Bintang Pertama Dan Tertua Alam Semesta
Sebuah bintang yang bersinar disebabkan fusi termonuklir hidrogen berubah menjadi helium pada inti bintang, sehingga melepaskan energi melintasi interior bintang dan memancar ke luar angkasa. Hampir semua elemen alami lebih berat daripada helium diciptakan melalui sintesis inti bintang selama masa hidupnya. Menjelang akhir kehidupan bintang biasanya materi merosot sehingga astronom mampu menentukan massa, usia, komposisi kimia, mengamati gerak melalui luminositas dan spektrum bintang. Atas dasar teori tersebut, maka astronom dari seluruh dunia berlomba-lomba mencari bintang pertama dan tertua di ruang angkasa.
Menurut Dr Stefan Keller dari Astronomy and Astrophysics - Australian National University, bintang tertua merupakan penemuan pertama dalam sejarah astronom dan tim mereka telah menemukan jejak kimia pada bintang tersebut. Menurutnya, langkah ini akan membantu pemahaman tentang bintang pertama dan sekaligus merekam seluruh fenomena yang terjadi di permukaannya.
Teleskop SkyMapper milik Australian National University mampu memnemukan bintang-bintang dengan kadar zat besi rendah berdasarkan warna pada permukaannya.
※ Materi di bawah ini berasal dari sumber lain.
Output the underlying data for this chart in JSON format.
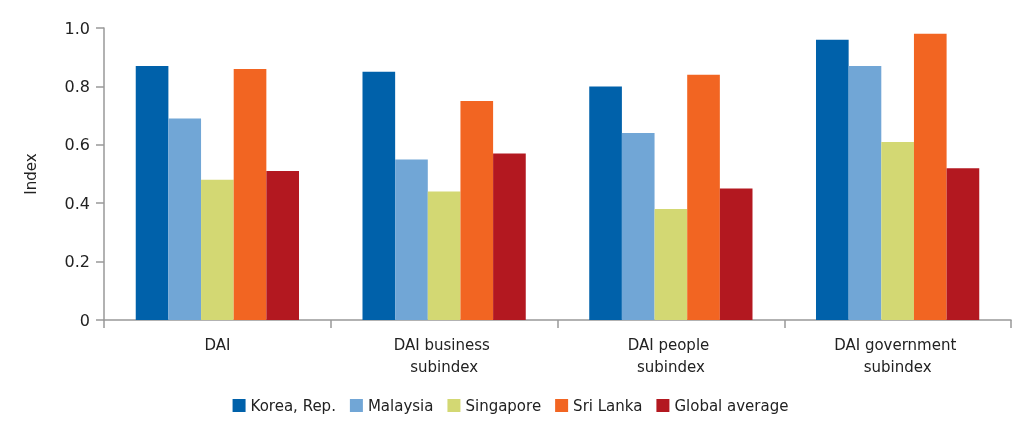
{
  "chart_data": {
    "type": "bar",
    "ylabel": "Index",
    "categories": [
      "DAI",
      "DAI business subindex",
      "DAI people subindex",
      "DAI government subindex"
    ],
    "series": [
      {
        "name": "Korea, Rep.",
        "color": "#0061aa",
        "values": [
          0.87,
          0.85,
          0.8,
          0.96
        ]
      },
      {
        "name": "Malaysia",
        "color": "#71a6d6",
        "values": [
          0.69,
          0.55,
          0.64,
          0.87
        ]
      },
      {
        "name": "Singapore",
        "color": "#d3d873",
        "values": [
          0.48,
          0.44,
          0.38,
          0.61
        ]
      },
      {
        "name": "Sri Lanka",
        "color": "#f26522",
        "values": [
          0.86,
          0.75,
          0.84,
          0.98
        ]
      },
      {
        "name": "Global average",
        "color": "#b31820",
        "values": [
          0.51,
          0.57,
          0.45,
          0.52
        ]
      }
    ],
    "ylim": [
      0,
      1
    ],
    "yticks": [
      0,
      {
        "value": 0.2,
        "label": "0.2"
      },
      {
        "value": 0.4,
        "label": "0.4"
      },
      {
        "value": 0.6,
        "label": "0.6"
      },
      {
        "value": 0.8,
        "label": "0.8"
      },
      {
        "value": 1,
        "label": "1.0"
      }
    ],
    "grid": false,
    "legend": "bottom"
  }
}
Komposisi bintang pertama menggambarkan kelahiran setelah bintang primordial yang memiliki massa 60 kali lebih besar dari matahari.
Menurut Dr Keller, sebelumnya mereka berpikir bahwa bintang primordial sudah mati dalam ledakan yang sangat keras dan tercemar volume besi di ruang angkasa. Tetapi bintang pertama menunjukkan tanda-tanda polusi dengan unsur ringan seperti karbon dan magnesium, bahkan tidak ditemukan tanda-tanda polusi besi.
Pada dasarnya, kebanyakan astronom meyakini bahwa bintang primordial (bintang kuno) mengalami ledakan supernova yang ternyata mengeluarkan energi cukup rendah. Meskipun energi tersebut cukup untuk menghancurkan bintang primordial, hampir semua elemen berat seperti besi ditarik ke lubang hitam yang terbentuk di pusat ledakan. Dalam kosmologi fisik, Big Bang Nukleosintesis (Nulkeosintesis Primordial) mengacu pada inti selain dari isotop hidrogen teringan selama fase awal alam semesta. Nulkeosintesis primordial diyakini telah tercipta sekitar 10 detik hingga 20 menit setelah Big Bang yang membentuk sebagian besar helium, deuterium, dan sebagian kecil menciptakan isotop lithium.
Hasil penelitian bintang pertama dan tertua justru menambah perbedaan pendapat serta prediksi tentang kejadian Big Bang. Teori sebelumnya menyebutkan bahwa Big Bang terjadi sekitar 13,7 miliar tahun lalu dan dianggap sebagai usia awal alam semesta. Alam semesta dalam keadaan sangat panas dan padat, kemudian di dinginkan dan mengkonversi partikel sub-atomik termasuk proton, neutron dan elektron. Atom sederhana terbentuk tiga menit setelah Big Bang, dan sebagian besar atom adalah hidrogen, helium dan lithium.